KNOXVILLE, Tenn. (WATE) – A Florida family headed for safety faced another risk beyond the hurricane. Their son can’t stay at a shelter because of his health.
Thanks to relatives in Knoxville, they have a safe place to stay, but they need to get back home to the Tampa/St. Petersburg area as soon as possible to take their child back to the doctor for a new round of treatment.
Jayden Langan, 13, came from Florida to Tennessee with his family to escape Irma. Now he plays catch with his brother Billy in their grandmother’s backyard in West Knoxville to pass the time before he can go home.
Their dad Will brought them and the rest of the family here early Saturday after the evacuation order for Pinellas County.
They were part of the exodus from Florida stuck on the interstate for hours upon hours.
“It’s normally about a ten hour drive – took us about 22 hours,” said Will Langan. “After talking about it, with their parents, with my kids’ mom, finally decided it would just be best for us all to go.”
A large part of his fatherly concern was for Jayden’s well being.
“I was scared to death of him making this long trip,” said Langan. “He’s supposed to be wearing a mask everywhere he goes but sometimes it’s hard to get him to put the mask on.”
Jayden was worried too, but not about himself.
“I’m more worried about my family,” said Jayden. “There’s a reason we had to come here. Because I don’t think if we stayed in Florida, I think that we wouldn’t have our lives anymore.”
Jayden knows what it’s like to appreciate life even at his young age. He had to have a heart transplant had a heart transplant when he was a baby. A tiny donor heart was rushed through the halls of All Children’s Hospital in St. Petersburg in 2004. A local television station followed his seven hour operation.
Jayden did pretty well for the next several years.

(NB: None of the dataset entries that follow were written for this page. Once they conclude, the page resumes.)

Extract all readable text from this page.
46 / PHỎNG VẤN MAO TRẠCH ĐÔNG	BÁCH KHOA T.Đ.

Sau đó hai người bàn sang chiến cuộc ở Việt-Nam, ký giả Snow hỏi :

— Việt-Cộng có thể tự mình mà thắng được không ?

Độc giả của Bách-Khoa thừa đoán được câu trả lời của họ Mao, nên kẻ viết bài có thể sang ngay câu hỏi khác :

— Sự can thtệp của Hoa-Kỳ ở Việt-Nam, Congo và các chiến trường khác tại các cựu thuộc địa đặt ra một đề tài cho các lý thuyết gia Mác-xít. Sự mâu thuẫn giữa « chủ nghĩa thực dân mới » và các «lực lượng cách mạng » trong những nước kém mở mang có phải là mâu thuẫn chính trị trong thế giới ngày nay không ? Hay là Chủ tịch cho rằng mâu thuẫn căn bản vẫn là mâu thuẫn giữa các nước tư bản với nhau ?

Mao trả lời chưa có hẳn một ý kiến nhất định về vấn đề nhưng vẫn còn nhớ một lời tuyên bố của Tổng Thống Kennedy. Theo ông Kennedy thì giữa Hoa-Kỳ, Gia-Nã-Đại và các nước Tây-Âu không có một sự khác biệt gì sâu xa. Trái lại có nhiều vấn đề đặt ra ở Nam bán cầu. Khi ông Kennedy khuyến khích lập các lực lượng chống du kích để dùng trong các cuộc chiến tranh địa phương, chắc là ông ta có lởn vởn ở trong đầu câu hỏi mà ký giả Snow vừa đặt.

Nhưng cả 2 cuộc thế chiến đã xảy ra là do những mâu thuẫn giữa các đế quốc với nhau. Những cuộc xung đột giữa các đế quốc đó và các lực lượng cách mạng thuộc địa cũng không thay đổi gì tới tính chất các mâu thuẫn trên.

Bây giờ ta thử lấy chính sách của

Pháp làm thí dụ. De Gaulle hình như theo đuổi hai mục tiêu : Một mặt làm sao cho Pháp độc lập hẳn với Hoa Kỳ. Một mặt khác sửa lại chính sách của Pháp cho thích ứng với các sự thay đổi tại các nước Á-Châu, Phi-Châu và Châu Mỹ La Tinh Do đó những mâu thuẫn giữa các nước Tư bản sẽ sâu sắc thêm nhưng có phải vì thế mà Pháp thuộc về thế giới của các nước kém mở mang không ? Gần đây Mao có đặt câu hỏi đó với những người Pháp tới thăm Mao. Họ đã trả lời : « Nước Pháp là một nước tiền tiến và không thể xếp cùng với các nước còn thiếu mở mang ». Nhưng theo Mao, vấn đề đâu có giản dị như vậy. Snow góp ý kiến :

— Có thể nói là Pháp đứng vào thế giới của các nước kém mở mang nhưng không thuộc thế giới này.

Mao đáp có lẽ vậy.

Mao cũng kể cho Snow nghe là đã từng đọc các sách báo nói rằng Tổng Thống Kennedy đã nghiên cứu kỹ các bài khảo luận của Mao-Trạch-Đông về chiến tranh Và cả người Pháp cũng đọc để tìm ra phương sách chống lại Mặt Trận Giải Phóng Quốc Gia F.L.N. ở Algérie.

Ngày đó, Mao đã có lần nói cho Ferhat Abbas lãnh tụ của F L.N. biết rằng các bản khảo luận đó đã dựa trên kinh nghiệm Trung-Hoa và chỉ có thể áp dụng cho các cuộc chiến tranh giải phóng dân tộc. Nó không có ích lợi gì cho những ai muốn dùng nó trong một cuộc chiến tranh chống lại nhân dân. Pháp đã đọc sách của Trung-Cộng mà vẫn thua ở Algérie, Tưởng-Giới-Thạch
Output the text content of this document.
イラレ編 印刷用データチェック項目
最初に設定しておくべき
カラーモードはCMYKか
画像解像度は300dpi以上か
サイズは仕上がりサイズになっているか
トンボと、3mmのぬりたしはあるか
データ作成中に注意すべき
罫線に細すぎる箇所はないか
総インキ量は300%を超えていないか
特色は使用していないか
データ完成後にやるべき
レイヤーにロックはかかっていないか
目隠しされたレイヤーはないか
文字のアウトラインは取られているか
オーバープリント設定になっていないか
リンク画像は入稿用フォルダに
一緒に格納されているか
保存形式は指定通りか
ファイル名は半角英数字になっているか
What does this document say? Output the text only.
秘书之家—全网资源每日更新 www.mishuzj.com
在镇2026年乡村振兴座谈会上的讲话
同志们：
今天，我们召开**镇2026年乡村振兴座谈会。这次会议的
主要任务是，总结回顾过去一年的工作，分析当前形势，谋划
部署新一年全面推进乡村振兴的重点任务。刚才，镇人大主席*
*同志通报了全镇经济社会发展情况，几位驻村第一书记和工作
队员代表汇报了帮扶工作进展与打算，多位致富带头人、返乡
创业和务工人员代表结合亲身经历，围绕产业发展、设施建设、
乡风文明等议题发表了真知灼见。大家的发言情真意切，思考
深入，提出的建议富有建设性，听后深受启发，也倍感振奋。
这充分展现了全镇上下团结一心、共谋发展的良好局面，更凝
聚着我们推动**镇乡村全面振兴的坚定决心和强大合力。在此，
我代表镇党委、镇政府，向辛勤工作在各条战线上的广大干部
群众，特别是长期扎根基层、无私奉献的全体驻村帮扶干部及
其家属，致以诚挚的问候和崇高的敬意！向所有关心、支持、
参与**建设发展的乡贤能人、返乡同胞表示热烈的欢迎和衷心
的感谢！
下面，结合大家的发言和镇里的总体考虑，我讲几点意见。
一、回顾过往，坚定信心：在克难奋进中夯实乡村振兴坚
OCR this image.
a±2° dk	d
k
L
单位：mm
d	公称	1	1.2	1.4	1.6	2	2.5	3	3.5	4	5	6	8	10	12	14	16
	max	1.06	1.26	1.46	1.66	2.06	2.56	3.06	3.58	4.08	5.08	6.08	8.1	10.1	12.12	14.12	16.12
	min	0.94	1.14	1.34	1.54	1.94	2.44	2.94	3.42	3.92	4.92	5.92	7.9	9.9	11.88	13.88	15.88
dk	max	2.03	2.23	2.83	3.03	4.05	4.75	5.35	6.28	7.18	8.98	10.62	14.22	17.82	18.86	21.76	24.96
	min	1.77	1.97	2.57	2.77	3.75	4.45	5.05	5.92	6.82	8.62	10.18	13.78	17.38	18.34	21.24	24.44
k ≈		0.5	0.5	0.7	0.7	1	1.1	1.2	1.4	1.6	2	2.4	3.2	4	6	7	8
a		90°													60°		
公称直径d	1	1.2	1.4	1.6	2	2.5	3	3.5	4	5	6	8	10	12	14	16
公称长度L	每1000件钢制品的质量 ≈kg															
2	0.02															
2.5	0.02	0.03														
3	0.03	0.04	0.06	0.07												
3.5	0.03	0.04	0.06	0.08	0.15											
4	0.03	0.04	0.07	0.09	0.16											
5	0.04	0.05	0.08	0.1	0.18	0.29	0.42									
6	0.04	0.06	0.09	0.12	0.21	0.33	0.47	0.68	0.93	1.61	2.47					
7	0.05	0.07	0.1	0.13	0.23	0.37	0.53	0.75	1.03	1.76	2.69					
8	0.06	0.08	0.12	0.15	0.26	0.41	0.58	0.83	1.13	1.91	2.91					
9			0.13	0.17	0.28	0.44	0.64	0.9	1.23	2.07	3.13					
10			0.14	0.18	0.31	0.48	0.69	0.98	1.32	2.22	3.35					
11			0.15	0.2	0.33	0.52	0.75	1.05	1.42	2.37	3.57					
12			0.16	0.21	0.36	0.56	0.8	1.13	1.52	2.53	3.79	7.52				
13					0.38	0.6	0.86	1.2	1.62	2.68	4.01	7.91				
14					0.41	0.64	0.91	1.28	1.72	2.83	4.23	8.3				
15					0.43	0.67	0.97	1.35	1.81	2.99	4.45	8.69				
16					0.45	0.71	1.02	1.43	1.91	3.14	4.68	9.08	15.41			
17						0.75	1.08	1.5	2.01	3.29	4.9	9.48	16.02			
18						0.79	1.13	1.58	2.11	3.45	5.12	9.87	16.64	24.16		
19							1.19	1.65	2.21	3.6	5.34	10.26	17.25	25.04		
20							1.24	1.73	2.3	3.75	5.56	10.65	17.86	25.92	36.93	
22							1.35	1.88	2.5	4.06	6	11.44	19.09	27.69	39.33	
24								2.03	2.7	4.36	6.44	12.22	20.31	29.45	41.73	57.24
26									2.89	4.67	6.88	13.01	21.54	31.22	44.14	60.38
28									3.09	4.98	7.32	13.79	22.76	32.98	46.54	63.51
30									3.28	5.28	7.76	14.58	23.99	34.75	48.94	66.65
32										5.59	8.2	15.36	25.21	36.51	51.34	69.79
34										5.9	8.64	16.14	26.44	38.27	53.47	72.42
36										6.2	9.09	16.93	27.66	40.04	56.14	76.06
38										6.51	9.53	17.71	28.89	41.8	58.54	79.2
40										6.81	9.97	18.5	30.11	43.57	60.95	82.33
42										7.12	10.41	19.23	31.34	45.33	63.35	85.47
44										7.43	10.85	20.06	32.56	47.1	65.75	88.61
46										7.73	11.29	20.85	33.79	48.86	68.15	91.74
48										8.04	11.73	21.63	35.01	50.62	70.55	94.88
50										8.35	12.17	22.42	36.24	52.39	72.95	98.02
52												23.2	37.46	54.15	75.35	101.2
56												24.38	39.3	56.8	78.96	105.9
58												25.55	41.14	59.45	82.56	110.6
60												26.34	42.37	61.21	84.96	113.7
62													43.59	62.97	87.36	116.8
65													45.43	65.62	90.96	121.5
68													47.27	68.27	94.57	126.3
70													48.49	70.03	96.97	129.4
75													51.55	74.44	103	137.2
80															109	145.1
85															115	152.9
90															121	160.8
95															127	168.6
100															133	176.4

Being an avid sports lover, Jayden got to throw the first pitch at the Tampa Bay Rays game when he was five thanks to the Make a Wish Foundation. But then at age nine, Jayden was rushed to the hospital. He was a sick little boy. His body was rejecting his transplanted heart, but doctors managed to turn things around.
The trek to Knoxville has put Jayden behind on treatments for new rounds of immunotherapy back at home. His dad hopes to get back on the road as soon as he knows their home is in good shape.
Jayden is anxious to get back to his regular routine and sends a message of strength to his fellow Floridians far from home: “Be safe, stay on their feet.”
The evacuation order was lifted on Monday, but the family is still trying to find out how much damage was done to their home and if the power is back on. Jayden needs electricity because of his home nebulizer treatments to keep his airways open.